# tough love? my rescue is mooching daily



## psychopomp (May 5, 2008)

Hi
about 2 months ago I released a feral I had rescued....shes pretty happy and has a local flock. She comes back daily for feedings, alone, and I have been cutting back to a small handful of brown rice daily. but she will sit around my house for hours and stare in the window....shes not getting the hint....I tried seeing if she wanted back, but she doesnt ( wont go in her old cage etc) 

I am pretty sure she just wants the handout...I am leaving for 5 weeks very soon which is why I want her to be more independent. I am hoping she wont starve while I am gone...somehow I doubt it, likely I am just a softie and she knows it.

I am going to completely remove the birdfeeder...does this sound ok? 

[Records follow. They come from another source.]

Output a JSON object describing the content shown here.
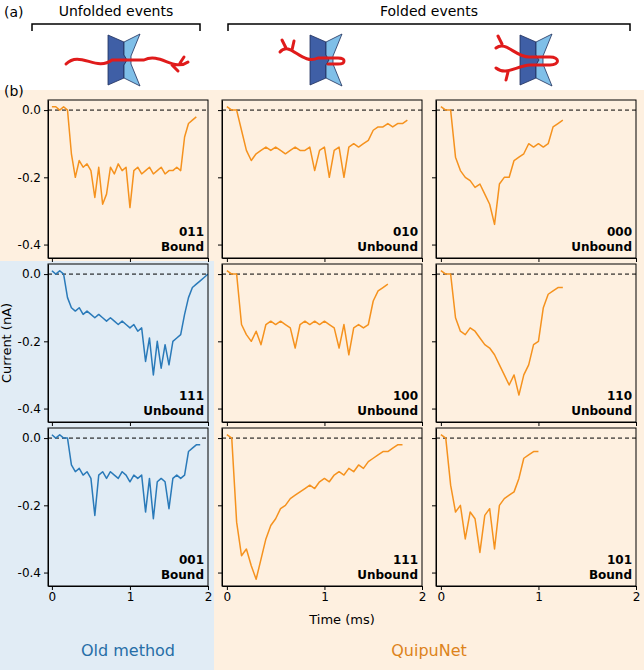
{
  "figure": {
    "panel_labels": [
      "(a)",
      "(b)"
    ],
    "headers": [
      "Unfolded events",
      "Folded events"
    ],
    "ylabel": "Current (nA)",
    "xlabel": "Time (ms)",
    "methods": [
      {
        "label": "Old method",
        "color": "#2a7ab9"
      },
      {
        "label": "QuipuNet",
        "color": "#f5921e"
      }
    ]
  },
  "chart_data": [
    {
      "type": "line",
      "color": "#f5921e",
      "code": "011",
      "state": "Bound",
      "tick_labels": "y",
      "baseline": 0,
      "xlim": [
        -0.05,
        2
      ],
      "ylim": [
        -0.44,
        0.03
      ],
      "xticks": [
        0,
        1,
        2
      ],
      "yticks": [
        {
          "value": 0,
          "label": "0.0"
        },
        -0.2,
        -0.4
      ],
      "x": [
        0,
        0.05,
        0.1,
        0.15,
        0.2,
        0.25,
        0.3,
        0.35,
        0.4,
        0.45,
        0.5,
        0.55,
        0.6,
        0.65,
        0.7,
        0.75,
        0.8,
        0.85,
        0.9,
        0.95,
        1,
        1.05,
        1.1,
        1.15,
        1.2,
        1.25,
        1.3,
        1.35,
        1.4,
        1.45,
        1.5,
        1.55,
        1.6,
        1.65,
        1.7,
        1.75,
        1.8,
        1.85,
        1.9,
        1.95,
        2
      ],
      "values": [
        0.01,
        0.01,
        0.0,
        0.01,
        0.0,
        -0.13,
        -0.2,
        -0.15,
        -0.17,
        -0.16,
        -0.18,
        -0.26,
        -0.17,
        -0.28,
        -0.25,
        -0.17,
        -0.19,
        -0.16,
        -0.18,
        -0.17,
        -0.29,
        -0.18,
        -0.17,
        -0.19,
        -0.18,
        -0.17,
        -0.19,
        -0.18,
        -0.17,
        -0.19,
        -0.18,
        -0.18,
        -0.17,
        -0.18,
        -0.08,
        -0.04,
        -0.03,
        -0.02,
        null,
        null,
        null
      ]
    },
    {
      "type": "line",
      "color": "#f5921e",
      "code": "010",
      "state": "Unbound",
      "tick_labels": false,
      "baseline": 0,
      "xlim": [
        -0.05,
        2
      ],
      "ylim": [
        -0.44,
        0.03
      ],
      "xticks": [
        0,
        1,
        2
      ],
      "yticks": [
        {
          "value": 0,
          "label": "0.0"
        },
        -0.2,
        -0.4
      ],
      "x": [
        0,
        0.05,
        0.1,
        0.15,
        0.2,
        0.25,
        0.3,
        0.35,
        0.4,
        0.45,
        0.5,
        0.55,
        0.6,
        0.65,
        0.7,
        0.75,
        0.8,
        0.85,
        0.9,
        0.95,
        1,
        1.05,
        1.1,
        1.15,
        1.2,
        1.25,
        1.3,
        1.35,
        1.4,
        1.45,
        1.5,
        1.55,
        1.6,
        1.65,
        1.7,
        1.75,
        1.8,
        1.85,
        1.9,
        1.95,
        2
      ],
      "values": [
        0.01,
        0.0,
        0.0,
        -0.06,
        -0.12,
        -0.15,
        -0.13,
        -0.12,
        -0.11,
        -0.12,
        -0.11,
        -0.12,
        -0.13,
        -0.12,
        -0.11,
        -0.12,
        -0.12,
        -0.11,
        -0.18,
        -0.12,
        -0.11,
        -0.2,
        -0.12,
        -0.11,
        -0.2,
        -0.11,
        -0.1,
        -0.11,
        -0.1,
        -0.09,
        -0.06,
        -0.05,
        -0.05,
        -0.04,
        -0.05,
        -0.04,
        -0.04,
        -0.03,
        null,
        null,
        null
      ]
    },
    {
      "type": "line",
      "color": "#f5921e",
      "code": "000",
      "state": "Unbound",
      "tick_labels": false,
      "baseline": 0,
      "xlim": [
        -0.05,
        2
      ],
      "ylim": [
        -0.44,
        0.03
      ],
      "xticks": [
        0,
        1,
        2
      ],
      "yticks": [
        {
          "value": 0,
          "label": "0.0"
        },
        -0.2,
        -0.4
      ],
      "x": [
        0,
        0.05,
        0.1,
        0.15,
        0.2,
        0.25,
        0.3,
        0.35,
        0.4,
        0.45,
        0.5,
        0.55,
        0.6,
        0.65,
        0.7,
        0.75,
        0.8,
        0.85,
        0.9,
        0.95,
        1,
        1.05,
        1.1,
        1.15,
        1.2,
        1.25,
        1.3,
        1.35,
        1.4,
        1.45,
        1.5,
        1.55,
        1.6,
        1.65,
        1.7,
        1.75,
        1.8,
        1.85,
        1.9,
        1.95,
        2
      ],
      "values": [
        0.01,
        0.0,
        0.0,
        -0.14,
        -0.18,
        -0.2,
        -0.21,
        -0.23,
        -0.22,
        -0.25,
        -0.28,
        -0.34,
        -0.22,
        -0.2,
        -0.2,
        -0.15,
        -0.14,
        -0.13,
        -0.1,
        -0.11,
        -0.1,
        -0.11,
        -0.1,
        -0.05,
        -0.04,
        -0.03,
        null,
        null,
        null,
        null,
        null,
        null,
        null,
        null,
        null,
        null,
        null,
        null,
        null,
        null,
        null
      ]
    },
    {
      "type": "line",
      "color": "#2a7ab9",
      "code": "111",
      "state": "Unbound",
      "tick_labels": "y",
      "baseline": 0,
      "xlim": [
        -0.05,
        2
      ],
      "ylim": [
        -0.44,
        0.03
      ],
      "xticks": [
        0,
        1,
        2
      ],
      "yticks": [
        {
          "value": 0,
          "label": "0.0"
        },
        -0.2,
        -0.4
      ],
      "x": [
        0,
        0.05,
        0.1,
        0.15,
        0.2,
        0.25,
        0.3,
        0.35,
        0.4,
        0.45,
        0.5,
        0.55,
        0.6,
        0.65,
        0.7,
        0.75,
        0.8,
        0.85,
        0.9,
        0.95,
        1,
        1.05,
        1.1,
        1.15,
        1.2,
        1.25,
        1.3,
        1.35,
        1.4,
        1.45,
        1.5,
        1.55,
        1.6,
        1.65,
        1.7,
        1.75,
        1.8,
        1.85,
        1.9,
        1.95,
        2
      ],
      "values": [
        0.01,
        0.0,
        0.01,
        0.0,
        -0.07,
        -0.1,
        -0.11,
        -0.1,
        -0.12,
        -0.11,
        -0.12,
        -0.13,
        -0.12,
        -0.13,
        -0.14,
        -0.13,
        -0.14,
        -0.15,
        -0.14,
        -0.15,
        -0.16,
        -0.15,
        -0.17,
        -0.16,
        -0.26,
        -0.19,
        -0.3,
        -0.2,
        -0.28,
        -0.21,
        -0.27,
        -0.2,
        -0.19,
        -0.18,
        -0.12,
        -0.07,
        -0.04,
        -0.03,
        -0.02,
        -0.01,
        0.0
      ]
    },
    {
      "type": "line",
      "color": "#f5921e",
      "code": "100",
      "state": "Unbound",
      "tick_labels": false,
      "baseline": 0,
      "xlim": [
        -0.05,
        2
      ],
      "ylim": [
        -0.44,
        0.03
      ],
      "xticks": [
        0,
        1,
        2
      ],
      "yticks": [
        {
          "value": 0,
          "label": "0.0"
        },
        -0.2,
        -0.4
      ],
      "x": [
        0,
        0.05,
        0.1,
        0.15,
        0.2,
        0.25,
        0.3,
        0.35,
        0.4,
        0.45,
        0.5,
        0.55,
        0.6,
        0.65,
        0.7,
        0.75,
        0.8,
        0.85,
        0.9,
        0.95,
        1,
        1.05,
        1.1,
        1.15,
        1.2,
        1.25,
        1.3,
        1.35,
        1.4,
        1.45,
        1.5,
        1.55,
        1.6,
        1.65,
        1.7,
        1.75,
        1.8,
        1.85,
        1.9,
        1.95,
        2
      ],
      "values": [
        0.01,
        0.0,
        0.0,
        -0.15,
        -0.18,
        -0.2,
        -0.17,
        -0.21,
        -0.15,
        -0.14,
        -0.15,
        -0.14,
        -0.15,
        -0.16,
        -0.22,
        -0.15,
        -0.14,
        -0.15,
        -0.14,
        -0.15,
        -0.14,
        -0.15,
        -0.16,
        -0.22,
        -0.15,
        -0.24,
        -0.16,
        -0.15,
        -0.16,
        -0.15,
        -0.08,
        -0.05,
        -0.04,
        -0.03,
        null,
        null,
        null,
        null,
        null,
        null,
        null
      ]
    },
    {
      "type": "line",
      "color": "#f5921e",
      "code": "110",
      "state": "Unbound",
      "tick_labels": false,
      "baseline": 0,
      "xlim": [
        -0.05,
        2
      ],
      "ylim": [
        -0.44,
        0.03
      ],
      "xticks": [
        0,
        1,
        2
      ],
      "yticks": [
        {
          "value": 0,
          "label": "0.0"
        },
        -0.2,
        -0.4
      ],
      "x": [
        0,
        0.05,
        0.1,
        0.15,
        0.2,
        0.25,
        0.3,
        0.35,
        0.4,
        0.45,
        0.5,
        0.55,
        0.6,
        0.65,
        0.7,
        0.75,
        0.8,
        0.85,
        0.9,
        0.95,
        1,
        1.05,
        1.1,
        1.15,
        1.2,
        1.25,
        1.3,
        1.35,
        1.4,
        1.45,
        1.5,
        1.55,
        1.6,
        1.65,
        1.7,
        1.75,
        1.8,
        1.85,
        1.9,
        1.95,
        2
      ],
      "values": [
        0.01,
        0.0,
        0.0,
        -0.13,
        -0.17,
        -0.18,
        -0.16,
        -0.17,
        -0.19,
        -0.21,
        -0.22,
        -0.24,
        -0.27,
        -0.3,
        -0.33,
        -0.3,
        -0.36,
        -0.3,
        -0.27,
        -0.21,
        -0.2,
        -0.1,
        -0.06,
        -0.05,
        -0.04,
        -0.04,
        null,
        null,
        null,
        null,
        null,
        null,
        null,
        null,
        null,
        null,
        null,
        null,
        null,
        null,
        null
      ]
    },
    {
      "type": "line",
      "color": "#2a7ab9",
      "code": "001",
      "state": "Bound",
      "tick_labels": true,
      "baseline": 0,
      "xlim": [
        -0.05,
        2
      ],
      "ylim": [
        -0.44,
        0.03
      ],
      "xticks": [
        0,
        1,
        2
      ],
      "yticks": [
        {
          "value": 0,
          "label": "0.0"
        },
        -0.2,
        -0.4
      ],
      "x": [
        0,
        0.05,
        0.1,
        0.15,
        0.2,
        0.25,
        0.3,
        0.35,
        0.4,
        0.45,
        0.5,
        0.55,
        0.6,
        0.65,
        0.7,
        0.75,
        0.8,
        0.85,
        0.9,
        0.95,
        1,
        1.05,
        1.1,
        1.15,
        1.2,
        1.25,
        1.3,
        1.35,
        1.4,
        1.45,
        1.5,
        1.55,
        1.6,
        1.65,
        1.7,
        1.75,
        1.8,
        1.85,
        1.9,
        1.95,
        2
      ],
      "values": [
        0.01,
        0.0,
        0.01,
        0.0,
        0.0,
        -0.08,
        -0.1,
        -0.09,
        -0.11,
        -0.1,
        -0.12,
        -0.23,
        -0.11,
        -0.1,
        -0.12,
        -0.1,
        -0.11,
        -0.12,
        -0.1,
        -0.11,
        -0.13,
        -0.11,
        -0.12,
        -0.11,
        -0.22,
        -0.12,
        -0.24,
        -0.13,
        -0.12,
        -0.13,
        -0.21,
        -0.12,
        -0.11,
        -0.12,
        -0.11,
        -0.04,
        -0.03,
        -0.02,
        -0.02,
        null,
        null
      ]
    },
    {
      "type": "line",
      "color": "#f5921e",
      "code": "111",
      "state": "Unbound",
      "tick_labels": "x",
      "baseline": 0,
      "xlim": [
        -0.05,
        2
      ],
      "ylim": [
        -0.44,
        0.03
      ],
      "xticks": [
        0,
        1,
        2
      ],
      "yticks": [
        {
          "value": 0,
          "label": "0.0"
        },
        -0.2,
        -0.4
      ],
      "x": [
        0,
        0.05,
        0.1,
        0.15,
        0.2,
        0.25,
        0.3,
        0.35,
        0.4,
        0.45,
        0.5,
        0.55,
        0.6,
        0.65,
        0.7,
        0.75,
        0.8,
        0.85,
        0.9,
        0.95,
        1,
        1.05,
        1.1,
        1.15,
        1.2,
        1.25,
        1.3,
        1.35,
        1.4,
        1.45,
        1.5,
        1.55,
        1.6,
        1.65,
        1.7,
        1.75,
        1.8,
        1.85,
        1.9,
        1.95,
        2
      ],
      "values": [
        0.01,
        0.0,
        -0.25,
        -0.35,
        -0.33,
        -0.38,
        -0.42,
        -0.36,
        -0.3,
        -0.26,
        -0.24,
        -0.21,
        -0.2,
        -0.18,
        -0.17,
        -0.16,
        -0.15,
        -0.14,
        -0.15,
        -0.13,
        -0.12,
        -0.13,
        -0.11,
        -0.1,
        -0.11,
        -0.09,
        -0.1,
        -0.08,
        -0.09,
        -0.07,
        -0.06,
        -0.05,
        -0.04,
        -0.04,
        -0.03,
        -0.02,
        -0.02,
        null,
        null,
        null,
        null
      ]
    },
    {
      "type": "line",
      "color": "#f5921e",
      "code": "101",
      "state": "Bound",
      "tick_labels": "x",
      "baseline": 0,
      "xlim": [
        -0.05,
        2
      ],
      "ylim": [
        -0.44,
        0.03
      ],
      "xticks": [
        0,
        1,
        2
      ],
      "yticks": [
        {
          "value": 0,
          "label": "0.0"
        },
        -0.2,
        -0.4
      ],
      "x": [
        0,
        0.05,
        0.1,
        0.15,
        0.2,
        0.25,
        0.3,
        0.35,
        0.4,
        0.45,
        0.5,
        0.55,
        0.6,
        0.65,
        0.7,
        0.75,
        0.8,
        0.85,
        0.9,
        0.95,
        1,
        1.05,
        1.1,
        1.15,
        1.2,
        1.25,
        1.3,
        1.35,
        1.4,
        1.45,
        1.5,
        1.55,
        1.6,
        1.65,
        1.7,
        1.75,
        1.8,
        1.85,
        1.9,
        1.95,
        2
      ],
      "values": [
        0.01,
        0.0,
        -0.14,
        -0.22,
        -0.2,
        -0.3,
        -0.22,
        -0.24,
        -0.34,
        -0.23,
        -0.21,
        -0.33,
        -0.2,
        -0.18,
        -0.17,
        -0.16,
        -0.12,
        -0.06,
        -0.05,
        -0.04,
        -0.04,
        null,
        null,
        null,
        null,
        null,
        null,
        null,
        null,
        null,
        null,
        null,
        null,
        null,
        null,
        null,
        null,
        null,
        null,
        null,
        null
      ]
    }
  ]
}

any other suggestions? i have tried chasing her away but she comes right back, there are a lot of cats around here and she comes alone.


----------



## Charis (Feb 11, 2007)

Do you have a neighbor of friend that can fill the feeder?


----------



## psychopomp (May 5, 2008)

I'd rather not...they dont like pigeons and there are cats around....I'd rather she learn to feed with her flock. a lone pigeon hanging around isnt a good thing....there are hawks too.


----------



## Columba livia! (May 4, 2009)

She should get the message if you take the feeder down for a while. Its better she leave than get it from a cat!


----------



## jenfer (Jan 7, 2008)

Can you bring some food to where the local flock is to encourage her to stay with them? She might be coming around because she isn't finding enough to eat there.


----------



## psychopomp (May 5, 2008)

I dont know where the local flock feeds...likely the train yards, where grain falls off...maybe in dumpsters? not sure! 

I am aiming to have the house sitter put out some rice every few days when she waters the plants ( she likes pigeons!)...today she was pecking at my window ( I mean the pigeon!!) am i a sucker for those sad eyes or what

I think I am losing to the birds


----------